Re: proposal: schema variables - Mailing list pgsql-hackers

From Pavel Stehule
Subject Re: proposal: schema variables
Date
Msg-id CAFj8pRDXo-RRcy2VFDm_vzv3Eaaz6Ex=X19up=x8W4COyBNmaQ@mail.gmail.com
Whole thread Raw
In response to Re: proposal: schema variables  (Laurenz Albe <laurenz.albe@cybertec.at>)
Responses Re: proposal: schema variables
List pgsql-hackers
Hi

út 23. 7. 2024 v 16:34 odesílatel Laurenz Albe <laurenz.albe@cybertec.at> napsal:
Thanks for the fixes and the new patch set!
I think that this would be a very valuable feature!


Thank you :-)
 
This is a very incomplete review after playing with the patch set for a while.

Some bugs and oddities I have found:

"psql" support:

  \? gives

    \dV     [PATTERN]      list variables

  I think that should say "schema variables" to distinguish them from
  psql variables.

enhanced to "list session variables"
 

  Running \dV when connected to an older server gives

    ERROR:  relation "pg_catalog.pg_variable" does not exist
    LINE 16: FROM pg_catalog.pg_variable v
                  ^

  I think it would be better not to run the query and show a response like

    session variables don't exist in server version 16

there is standardized error message - and I used now

<-->if (pset.sversion < 180000)
<-->{
<--><-->char<--><-->sverbuf[32];

<--><-->pg_log_error("The server (version %s) does not support session variables.",
<--><--><--><--><--> formatPGVersionNumber(pset.sversion, false,
<--><--><--><--><--><--><--><--><--><-->   sverbuf, sizeof(sverbuf)));
<--><-->return true;
<-->}
 

The LET statement:

    CREATE VARIABLE testvar AS int4multirange[];
    LET testvar = '{\{[2\,7]\,[11\,13]\}}';
    ERROR:  variable "laurenz.testvar" is of type int4multirange[], but expression is of type text
    LINE 1: LET testvar = '{\{[2\,7]\,[11\,13]\}}';
                          ^
    HINT:  You will need to rewrite or cast the expression.
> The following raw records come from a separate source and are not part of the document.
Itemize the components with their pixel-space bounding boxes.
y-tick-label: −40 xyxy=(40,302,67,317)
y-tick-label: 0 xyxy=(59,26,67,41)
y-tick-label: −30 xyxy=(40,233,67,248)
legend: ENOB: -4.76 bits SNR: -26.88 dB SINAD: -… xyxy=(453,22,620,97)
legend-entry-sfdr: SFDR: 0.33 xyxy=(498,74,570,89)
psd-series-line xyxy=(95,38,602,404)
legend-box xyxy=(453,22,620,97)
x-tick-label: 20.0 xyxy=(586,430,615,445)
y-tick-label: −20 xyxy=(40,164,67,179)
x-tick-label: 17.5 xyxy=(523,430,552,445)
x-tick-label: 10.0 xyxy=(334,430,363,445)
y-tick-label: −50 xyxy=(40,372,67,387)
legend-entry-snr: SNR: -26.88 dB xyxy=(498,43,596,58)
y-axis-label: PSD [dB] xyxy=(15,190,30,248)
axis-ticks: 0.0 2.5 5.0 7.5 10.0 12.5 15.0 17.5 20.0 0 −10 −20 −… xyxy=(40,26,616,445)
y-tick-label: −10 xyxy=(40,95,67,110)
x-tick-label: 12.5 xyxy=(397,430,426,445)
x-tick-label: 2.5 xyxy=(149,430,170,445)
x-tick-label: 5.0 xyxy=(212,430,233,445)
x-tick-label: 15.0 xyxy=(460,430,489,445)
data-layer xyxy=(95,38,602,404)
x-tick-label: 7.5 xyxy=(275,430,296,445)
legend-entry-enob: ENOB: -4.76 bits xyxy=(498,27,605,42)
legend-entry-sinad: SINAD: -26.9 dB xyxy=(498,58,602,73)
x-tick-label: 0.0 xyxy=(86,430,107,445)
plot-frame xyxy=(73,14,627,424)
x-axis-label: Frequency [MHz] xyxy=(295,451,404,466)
  Sure, I can add an explicit type cast, but I think that the type should
  be determined by the type of the variable.  The right-hand side should be
  treated as "unknown", and the type input function should be used.

fixed - it needed set pstate->p_resolve_unknowns = false;

I used your example in regress test


Parameter session_variables_ambiguity_warning:

    --- a/src/backend/utils/misc/guc_tables.c
    +++ b/src/backend/utils/misc/guc_tables.c
    @@ -1544,6 +1544,16 @@ struct config_bool ConfigureNamesBool[] =
            false,
            NULL, NULL, NULL
        },
    +   {
    +       {"session_variables_ambiguity_warning", PGC_USERSET, DEVELOPER_OPTIONS,
    +           gettext_noop("Raise warning when reference to a session variable is ambiguous."),
    +           NULL,
    +           GUC_NOT_IN_SAMPLE
    +       },
    +       &session_variables_ambiguity_warning,
    +       false,
    +       NULL, NULL, NULL
    +   },

  I think the short_desc should be "Raise a warning" (with the indefinite article).

  DEVELOPER_OPTIONS is the wrong category.  We normally use that for parameters
  that are only relevant for PostgreSQL hackers.  I think it should be
  CLIENT_CONN_OTHER.

 changed


CREATE VARIABLE command:

    CREATE VARIABLE str AS text NOT NULL;
    ERROR:  session variable must have a default value, since it's declared NOT NULL

  Perhaps this error message would be better:

    session variables declared as NOT NULL must have a default value

changed
 

  This is buggy:

    CREATE VARIABLE str AS text NOT NULL DEFAULT NULL;

  Ugh.

    SELECT str;
    ERROR:  null value is not allowed for NOT NULL session variable "laurenz.str"
    DETAIL:  The result of DEFAULT expression is NULL.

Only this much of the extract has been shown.